👍👍
I'm also Indian, and have little sympathy for those who are unable to stand up to their parents. Classic example is my wife (white girl from Idaho). My parents met her and decided, "she wasn't good enough for me" and told me that if I chose to marry her, they would cut me off and all my financial responsibilities would be my own. I told them that they gotta do what they gotta do, and I gotta do what I gotta do. They respect me more for having done what I did.
My parents also pushed me into medicine, but I always loved medicine (specifically the idea of surgery) from a young age. I had many arguments with them, and at one point wanted to do something else just to spite them. Believe me, I know how our culture stresses that if you're not a professional, you're a total failure. I don't place much value in such a shallow community's opinion, to be honest with you. My experience has shown me that the community, (your parents included) will respect you much more once you show them that you have a pair of testicles and are a man.

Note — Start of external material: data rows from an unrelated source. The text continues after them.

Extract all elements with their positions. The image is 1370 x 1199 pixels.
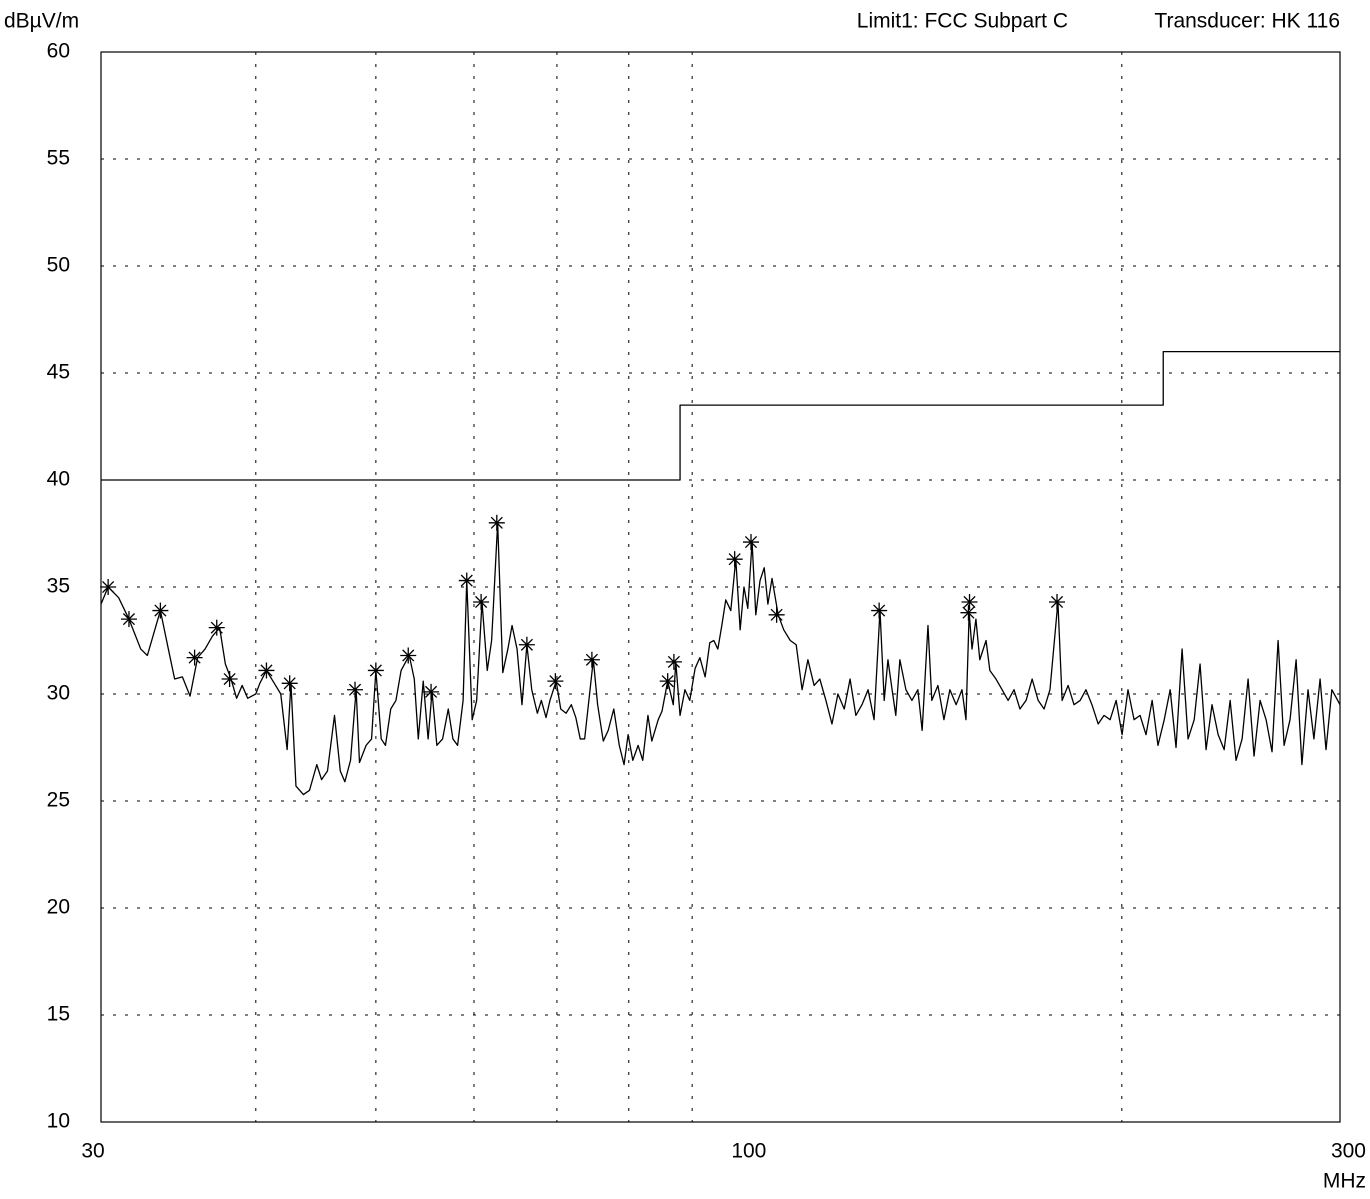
y-tick-label: 20 [47, 896, 70, 919]
peak-marker [583, 651, 600, 668]
trace-line [100, 522, 1341, 796]
y-tick-label: 10 [47, 1110, 70, 1133]
peak-marker [659, 673, 676, 690]
marker-stroke [963, 595, 976, 609]
marker-stroke [585, 653, 598, 666]
trace-line [101, 350, 1340, 481]
peak-marker [871, 602, 888, 619]
marker-stroke [873, 604, 886, 617]
marker-stroke [369, 664, 382, 677]
marker-stroke [744, 536, 758, 549]
marker-stroke [188, 651, 201, 664]
marker-stroke [210, 621, 223, 634]
peak-marker [473, 593, 490, 610]
marker-stroke [661, 675, 674, 688]
peak-marker [518, 636, 535, 653]
limit-label: Limit1: FCC Subpart C [857, 10, 1068, 33]
y-tick-label: 45 [47, 361, 70, 384]
marker-stroke [283, 677, 296, 690]
marker-stroke [962, 606, 975, 619]
marker-stroke [402, 649, 415, 662]
peak-marker [547, 673, 564, 690]
peak-marker [258, 662, 275, 679]
peak-marker [208, 619, 225, 636]
y-tick-label: 25 [47, 789, 70, 812]
peak-marker [423, 683, 440, 700]
marker-stroke [260, 664, 273, 677]
marker-stroke [728, 553, 741, 566]
x-tick-label: 300 [1331, 1140, 1366, 1163]
marker-stroke [424, 685, 438, 698]
marker-stroke [475, 595, 488, 609]
marker-stroke [122, 613, 136, 626]
y-tick-label: 60 [47, 40, 70, 63]
marker-stroke [348, 683, 362, 696]
peak-marker [458, 572, 475, 589]
marker-stroke [490, 516, 503, 529]
marker-stroke [1050, 595, 1064, 609]
peak-marker [768, 606, 785, 623]
peak-marker [186, 649, 203, 666]
y-axis-unit: dBµV/m [4, 10, 79, 33]
transducer-label: Transducer: HK 116 [1154, 10, 1340, 33]
peak-marker [221, 671, 238, 688]
peak-marker [960, 604, 977, 621]
peak-marker [281, 675, 298, 692]
y-tick-label: 50 [47, 254, 70, 277]
marker-stroke [770, 608, 783, 621]
x-axis-unit: MHz [1323, 1170, 1366, 1193]
y-tick-label: 30 [47, 682, 70, 705]
marker-stroke [154, 604, 167, 617]
marker-stroke [223, 672, 236, 686]
peak-marker [152, 602, 169, 619]
marker-stroke [460, 574, 473, 587]
peak-marker [961, 593, 978, 610]
peak-marker [120, 611, 137, 628]
peak-marker [400, 647, 417, 664]
y-tick-label: 35 [47, 575, 70, 598]
peak-marker [347, 681, 364, 698]
peak-marker [367, 662, 384, 679]
x-tick-label: 30 [81, 1140, 104, 1163]
peak-marker [488, 514, 505, 531]
peak-marker [1048, 593, 1065, 610]
y-tick-label: 55 [47, 147, 70, 170]
marker-stroke [667, 655, 680, 668]
y-tick-label: 15 [47, 1003, 70, 1026]
peak-marker [742, 534, 759, 551]
peak-marker [665, 653, 682, 670]
y-tick-label: 40 [47, 468, 70, 491]
marker-stroke [520, 638, 533, 651]
marker-stroke [549, 675, 562, 688]
marker-stroke [102, 580, 115, 594]
peak-marker [726, 551, 743, 568]
plot-frame [100, 51, 1341, 1123]
x-tick-label: 100 [731, 1140, 766, 1163]
peak-marker [100, 579, 117, 595]
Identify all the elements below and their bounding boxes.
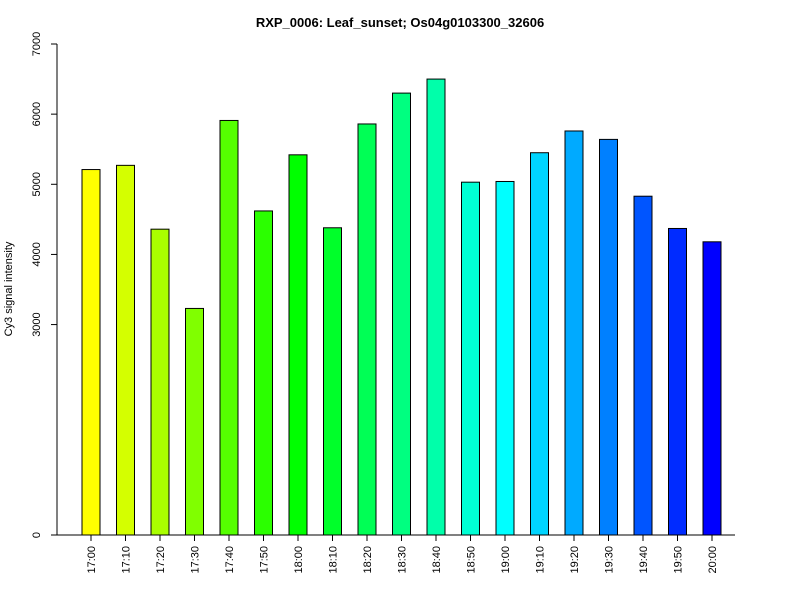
bar-1740 [219, 119, 239, 536]
bar-1700 [81, 169, 101, 536]
x-tick-label: 18:50 [466, 546, 478, 574]
x-tick-label: 17:20 [155, 546, 167, 574]
bar-2000 [702, 241, 722, 536]
x-tick-label: 20:00 [707, 546, 719, 574]
y-tick-label: 6000 [31, 102, 43, 126]
y-tick-label: 0 [31, 532, 43, 538]
x-tick-label: 17:10 [121, 546, 133, 574]
x-tick-label: 18:10 [328, 546, 340, 574]
x-tick-label: 18:00 [293, 546, 305, 574]
x-tick-label: 19:50 [673, 546, 685, 574]
x-tick-label: 17:50 [259, 546, 271, 574]
x-tick-label: 19:40 [638, 546, 650, 574]
bar-1730 [185, 307, 204, 536]
x-axis: 17:00 17:10 17:20 17:30 17:40 17:50 18:00 18:10… [57, 534, 735, 574]
bar-1810 [323, 227, 342, 536]
bar-1750 [254, 210, 273, 536]
bar-1910 [530, 152, 549, 536]
bar-1920 [564, 130, 584, 536]
bar-1830 [392, 92, 411, 536]
x-tick-label: 19:30 [604, 546, 616, 574]
bar-1820 [357, 123, 377, 536]
x-tick-label: 17:00 [86, 546, 98, 574]
y-tick-label: 4000 [31, 242, 43, 266]
x-tick-label: 18:20 [362, 546, 374, 574]
x-tick-label: 19:20 [569, 546, 581, 574]
y-tick-label: 5000 [31, 172, 43, 196]
x-tick-label: 19:10 [535, 546, 547, 574]
x-tick-label: 18:40 [431, 546, 443, 574]
y-axis: 0 3000 4000 5000 6000 7000 [31, 32, 58, 538]
bar-1710 [116, 164, 135, 536]
bars-group [81, 78, 722, 536]
bar-1930 [599, 138, 618, 536]
bar-1840 [426, 78, 446, 536]
y-axis-label: Cy3 signal intensity [3, 241, 15, 336]
x-tick-label: 18:30 [397, 546, 409, 574]
bar-1800 [288, 154, 308, 536]
chart-title: RXP_0006: Leaf_sunset; Os04g0103300_3260… [256, 15, 544, 30]
bar-1900 [495, 180, 515, 536]
bar-1940 [633, 195, 653, 536]
x-tick-label: 17:40 [224, 546, 236, 574]
y-tick-label: 3000 [31, 312, 43, 336]
bar-1850 [461, 181, 480, 536]
bar-1950 [668, 227, 687, 536]
x-tick-label: 19:00 [500, 546, 512, 574]
y-tick-label: 7000 [31, 32, 43, 56]
x-tick-label: 17:30 [190, 546, 202, 574]
bar-1720 [150, 228, 170, 536]
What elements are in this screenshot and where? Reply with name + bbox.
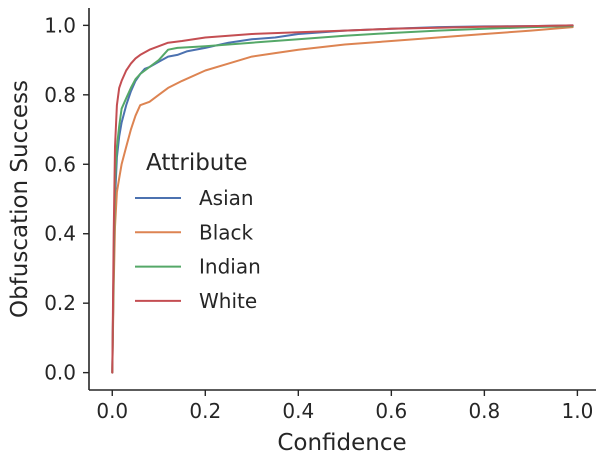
y-tick-label: 0.6 — [44, 152, 76, 176]
legend-label-indian: Indian — [199, 255, 261, 279]
legend: Attribute Asian Black Indian White — [135, 150, 261, 313]
legend-title: Attribute — [146, 150, 248, 176]
legend-item-indian: Indian — [135, 255, 261, 279]
x-tick-label: 1.0 — [561, 399, 593, 423]
x-tick-label: 0.4 — [282, 399, 314, 423]
x-axis-label: Confidence — [277, 430, 406, 456]
y-tick-label: 1.0 — [44, 13, 76, 37]
y-axis-label: Obfuscation Success — [7, 80, 33, 318]
series-layer — [111, 24, 574, 374]
legend-label-asian: Asian — [199, 186, 254, 210]
y-ticks: 0.0 0.2 0.4 0.6 0.8 1.0 — [44, 13, 89, 385]
legend-item-asian: Asian — [135, 186, 254, 210]
x-tick-label: 0.0 — [96, 399, 128, 423]
y-tick-label: 0.8 — [44, 83, 76, 107]
y-tick-label: 0.0 — [44, 361, 76, 385]
axes-layer — [88, 8, 596, 391]
legend-items: Asian Black Indian White — [135, 186, 261, 313]
legend-item-black: Black — [135, 220, 254, 244]
series-line-asian — [111, 24, 574, 374]
series-line-white — [111, 24, 574, 374]
legend-label-white: White — [199, 289, 257, 313]
y-tick-label: 0.4 — [44, 222, 76, 246]
x-ticks: 0.0 0.2 0.4 0.6 0.8 1.0 — [96, 390, 593, 423]
series-line-black — [111, 26, 574, 374]
legend-label-black: Black — [199, 220, 254, 244]
x-tick-label: 0.6 — [375, 399, 407, 423]
x-tick-label: 0.2 — [189, 399, 221, 423]
series-line-indian — [111, 25, 574, 374]
y-tick-label: 0.2 — [44, 291, 76, 315]
legend-item-white: White — [135, 289, 257, 313]
x-tick-label: 0.8 — [468, 399, 500, 423]
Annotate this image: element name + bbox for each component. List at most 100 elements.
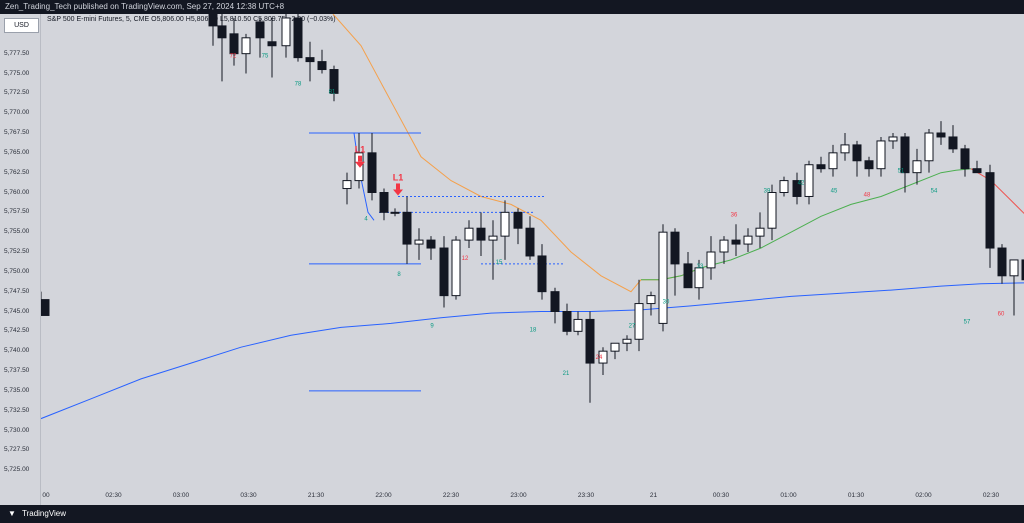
candle-body [852, 144, 862, 162]
candle-body [936, 132, 946, 138]
candle-body [281, 17, 291, 47]
candle-body [779, 180, 789, 194]
candle-body [414, 239, 424, 245]
candle-body [1009, 259, 1019, 277]
candle-body [694, 267, 704, 289]
candle-body [828, 152, 838, 170]
candle-body [755, 227, 765, 237]
time-tick-label: 00:30 [712, 492, 730, 499]
bar-count-label: 75 [262, 54, 269, 60]
candle-body [476, 227, 486, 241]
top-bar: Zen_Trading_Tech published on TradingVie… [0, 0, 1024, 14]
candle-body [960, 148, 970, 170]
bar-count-label: 12 [462, 256, 469, 262]
bar-count-label: 27 [629, 323, 636, 329]
price-tick-label: 5,745.00 [4, 307, 30, 315]
price-chart[interactable]: 72 75788148912151821242730333639424548515… [41, 14, 1024, 490]
time-tick-label: 22:30 [442, 492, 460, 499]
candle-body [670, 231, 680, 265]
candle-body [816, 164, 826, 170]
bar-count-label: 8 [397, 272, 401, 278]
footer-bar: ▼ TradingView [0, 505, 1024, 523]
price-tick-label: 5,777.50 [4, 49, 30, 57]
candle-body [426, 239, 436, 249]
candle-body [585, 318, 595, 364]
bar-count-label: 18 [530, 327, 537, 333]
time-tick-label: 02:30 [982, 492, 1000, 499]
time-tick-label: 21:30 [307, 492, 325, 499]
bar-count-label: 54 [931, 189, 938, 195]
time-axis[interactable]: 00 02:30 03:00 03:30 21:30 22:00 22:30 23:00 23:… [41, 490, 1024, 505]
time-tick-label: 02:30 [105, 492, 122, 499]
candle-body [208, 14, 218, 27]
candle-body [997, 247, 1007, 277]
price-tick-label: 5,732.50 [4, 406, 30, 414]
candle-body [840, 144, 850, 154]
candle-body [241, 37, 251, 55]
candle-body [379, 192, 389, 213]
currency-badge[interactable]: USD [4, 18, 39, 33]
candle-body [948, 136, 958, 150]
bar-count-label: 39 [764, 189, 771, 195]
candle-body [464, 227, 474, 241]
price-tick-label: 5,757.50 [4, 208, 30, 216]
candle-body [743, 235, 753, 245]
candle-body [342, 180, 352, 190]
candle-body [367, 152, 377, 193]
price-tick-label: 5,770.00 [4, 109, 30, 117]
candle-body [706, 251, 716, 269]
candle-body [439, 247, 449, 297]
candle-body [634, 303, 644, 340]
candle-body [500, 211, 510, 237]
time-tick-label: 03:00 [172, 492, 190, 499]
bar-count-label: 51 [898, 169, 905, 175]
bar-count-label: 60 [998, 311, 1005, 317]
candle-body [562, 311, 572, 332]
time-tick-label: 01:30 [847, 492, 865, 499]
candle-body [41, 299, 50, 316]
bar-count-label: 33 [697, 264, 704, 270]
signal-label: L1 [393, 172, 404, 182]
bar-count-label: 36 [731, 212, 738, 218]
candle-body [804, 164, 814, 197]
price-tick-label: 5,767.50 [4, 129, 30, 136]
time-tick-label: 21 [649, 492, 658, 499]
candle-body [610, 342, 620, 352]
candle-body [646, 295, 656, 305]
candle-body [267, 41, 277, 47]
price-tick-label: 5,730.00 [4, 426, 30, 434]
candle-body [390, 211, 400, 214]
price-tick-label: 5,775.00 [4, 69, 30, 77]
price-tick-label: 5,735.00 [4, 386, 30, 394]
candle-body [537, 255, 547, 293]
price-tick-label: 5,750.00 [4, 267, 30, 275]
bar-count-label: 15 [496, 260, 503, 266]
bar-count-label: 78 [295, 81, 302, 87]
price-tick-label: 5,742.50 [4, 327, 30, 335]
candle-body [731, 239, 741, 245]
candle-body [912, 160, 922, 174]
bar-count-label: 42 [798, 181, 805, 187]
signal-arrow-icon [358, 155, 362, 162]
candle-body [573, 318, 583, 332]
candle-body [293, 17, 303, 59]
chart-frame [0, 14, 1024, 505]
candle-body [888, 136, 898, 142]
candle-body [985, 172, 995, 249]
time-tick-label: 02:00 [915, 492, 932, 499]
moving-average-orange [332, 14, 702, 293]
price-tick-label: 5,737.50 [4, 367, 30, 374]
tradingview-logo-icon: ▼ [8, 509, 16, 518]
bar-count-label: 57 [964, 319, 971, 325]
bar-count-label: 4 [364, 216, 368, 222]
bar-count-label: 81 [329, 89, 336, 95]
candle-body [972, 168, 982, 174]
signal-arrow-head-icon [393, 189, 403, 196]
candle-body [229, 33, 239, 55]
candle-body [550, 291, 560, 312]
price-axis[interactable]: 5,777.50 5,775.00 5,772.50 5,770.00 5,767.50… [0, 14, 41, 505]
candle-body [900, 136, 910, 174]
time-tick-label: 03:30 [240, 492, 257, 499]
time-tick-label: 23:30 [577, 492, 595, 499]
candle-body [488, 235, 498, 241]
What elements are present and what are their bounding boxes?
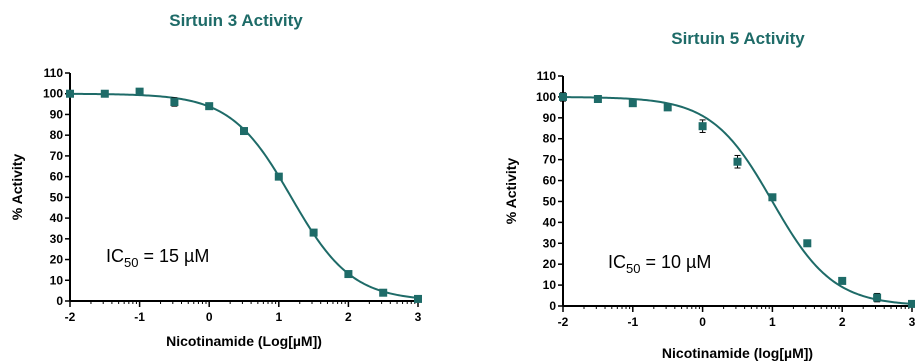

Show them that the power of the purse-strings (their favorite ace-in-the-hole) means nothing, and that in America, once you're 18, you can get a job and an apartment and live without mummy and daddy.
They don't want to cut you off and kick you out. Kids are the only thing Indian parents live for. It's at the root of the problem--they don't have lives of their own. Seriously--do your parents have any hobbies besides telling you how to live your life? Mine sure didn't.
Not being physicians, they didn't understand what this whole process entailed. Sure they're willing to pay application fees and pay for Kaplan and med school tuition...my parents are completely baffled at why I never have time to call them. It's like, "Duh, I'm a surgery resident. And I have a wife and a house to tend to." They respect me a lot more nowadays, that's for damn sure.